Vocabularies used within the GGBN Data Standard. basisOfRecord and materialSampleType serve as top level classification for each record
| Vocabulary | Description |
|---|---|
| basisOfRecord/RecordBasis | Darwin Core/ABCD term: The specific nature of the data record. Controlled vocabulary: PreservedSpecimen, FossilSpecimen, LivingSpecimen, HumanObservation, MachineObservation, MaterialSample |
| materialSampleType | Classification of kind of physical sample in addition to BasisOfRecord/RecordBasis and Preparation Type. Recommended vocabulary: tissue, culture strain, specimen, DNA, RNA, Protein, environmental sample |
| Material Sample | basic lab facts about a physical DNA or tissue sample; contains terms from MIxS and terms matching some of those in BRISQ Tier 1 |
| Loan | aspects of loan information on specimens, tissue or DNA samples |
| Permit | legal aspects of sample acquisition, loans and use |
| Preparation | aspects of specimen or tissue sample preparation or DNA extraction (handled as a preparation); contains terms from SPREC and terms matching some of those in BRISQ Tier 1 |
| Preservation | aspects of sample preservation in a physical collection; contains terms matching some of those in BRISQ Tier 1 |
| Amplification | aspects of amplification, sequencing and genetic accession numbers; contains terms from MIxS |
| DNA Cloning | aspects of DNA cloning and NGS libraries; contains terms from MIxS |
| Gel Image | gel image facts |
| Single Read | aspects of a single read, including chromatograms and primers |
Figure 2.Implementation of the GGBN Data Standard within the GGBN Data Portal. (1) Data are provided by our members by using the GGBN Data Standard with BioCASe or IPT. (2) Harvesting of records with B-HIT occur in compliance with mandatory and highly recommended terms defined by GGBN. (3) Scientific Names are checked against the GBIF checklist bank (http://www.gbif.org/dataset/search?type=CHECKLIST) and CITES (Convention on International Trade in Endangered Species of Wild Fauna and Flora, https://www.cites.org/).
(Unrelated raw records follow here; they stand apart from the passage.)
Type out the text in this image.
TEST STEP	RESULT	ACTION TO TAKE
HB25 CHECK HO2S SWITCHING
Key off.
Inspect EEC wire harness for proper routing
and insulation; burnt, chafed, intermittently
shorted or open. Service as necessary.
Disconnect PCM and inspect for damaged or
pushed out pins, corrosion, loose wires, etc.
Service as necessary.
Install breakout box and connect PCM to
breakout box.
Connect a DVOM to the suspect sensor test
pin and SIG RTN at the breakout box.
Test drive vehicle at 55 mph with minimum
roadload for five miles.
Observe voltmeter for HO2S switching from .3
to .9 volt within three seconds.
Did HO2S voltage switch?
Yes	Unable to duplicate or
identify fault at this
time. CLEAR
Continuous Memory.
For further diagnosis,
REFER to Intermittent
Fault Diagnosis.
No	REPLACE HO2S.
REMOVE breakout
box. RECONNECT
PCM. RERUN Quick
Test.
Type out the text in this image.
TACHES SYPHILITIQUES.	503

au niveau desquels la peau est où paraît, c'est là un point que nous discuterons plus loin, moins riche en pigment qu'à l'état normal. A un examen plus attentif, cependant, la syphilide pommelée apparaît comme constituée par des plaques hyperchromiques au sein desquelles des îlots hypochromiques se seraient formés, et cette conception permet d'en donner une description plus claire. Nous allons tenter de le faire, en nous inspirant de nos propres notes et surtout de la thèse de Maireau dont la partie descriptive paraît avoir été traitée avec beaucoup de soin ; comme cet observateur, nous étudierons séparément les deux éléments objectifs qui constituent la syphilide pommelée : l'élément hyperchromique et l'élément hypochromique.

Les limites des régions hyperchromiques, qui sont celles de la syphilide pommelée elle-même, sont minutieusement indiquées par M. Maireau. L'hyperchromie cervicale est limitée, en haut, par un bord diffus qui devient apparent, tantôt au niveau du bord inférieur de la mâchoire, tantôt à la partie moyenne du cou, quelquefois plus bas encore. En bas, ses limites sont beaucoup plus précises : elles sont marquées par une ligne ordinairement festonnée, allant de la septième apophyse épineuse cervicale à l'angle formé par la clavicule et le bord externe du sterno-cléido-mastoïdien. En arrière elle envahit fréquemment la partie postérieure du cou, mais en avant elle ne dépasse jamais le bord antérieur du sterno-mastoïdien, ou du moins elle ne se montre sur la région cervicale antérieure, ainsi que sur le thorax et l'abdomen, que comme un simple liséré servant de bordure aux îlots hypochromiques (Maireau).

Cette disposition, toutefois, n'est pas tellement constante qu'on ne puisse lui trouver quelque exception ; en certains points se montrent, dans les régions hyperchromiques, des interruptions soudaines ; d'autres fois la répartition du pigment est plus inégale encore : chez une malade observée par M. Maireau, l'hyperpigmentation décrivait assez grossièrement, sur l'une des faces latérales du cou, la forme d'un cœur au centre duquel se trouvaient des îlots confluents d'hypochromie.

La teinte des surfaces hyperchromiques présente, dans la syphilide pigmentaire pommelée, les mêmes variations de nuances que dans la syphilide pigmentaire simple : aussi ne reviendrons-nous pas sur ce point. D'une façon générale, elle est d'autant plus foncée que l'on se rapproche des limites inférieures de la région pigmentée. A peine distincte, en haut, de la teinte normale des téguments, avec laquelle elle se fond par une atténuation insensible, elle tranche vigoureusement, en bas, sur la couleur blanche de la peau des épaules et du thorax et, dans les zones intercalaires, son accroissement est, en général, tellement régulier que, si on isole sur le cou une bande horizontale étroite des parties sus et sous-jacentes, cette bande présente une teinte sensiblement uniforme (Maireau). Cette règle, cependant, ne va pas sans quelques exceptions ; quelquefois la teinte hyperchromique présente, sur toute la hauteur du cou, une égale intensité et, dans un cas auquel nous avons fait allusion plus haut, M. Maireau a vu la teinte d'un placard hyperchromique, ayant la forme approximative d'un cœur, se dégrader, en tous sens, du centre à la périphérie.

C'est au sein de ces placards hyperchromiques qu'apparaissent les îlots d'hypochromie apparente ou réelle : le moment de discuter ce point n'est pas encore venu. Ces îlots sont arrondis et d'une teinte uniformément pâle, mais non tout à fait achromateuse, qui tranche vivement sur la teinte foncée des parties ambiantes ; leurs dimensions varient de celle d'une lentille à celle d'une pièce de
In addition to the (4) MySQL database of B-HIT a (5) SOLR instance (http://lucene.apache.org/solr/) is used to speed up queries. Finally, (6) the full record is displayed in the portal with all GGBN Data Standard terms provided by the respective repository as well as associated voucher specimen information, multimedia data, and related information from (7) external sources such as GBIF and INSDC.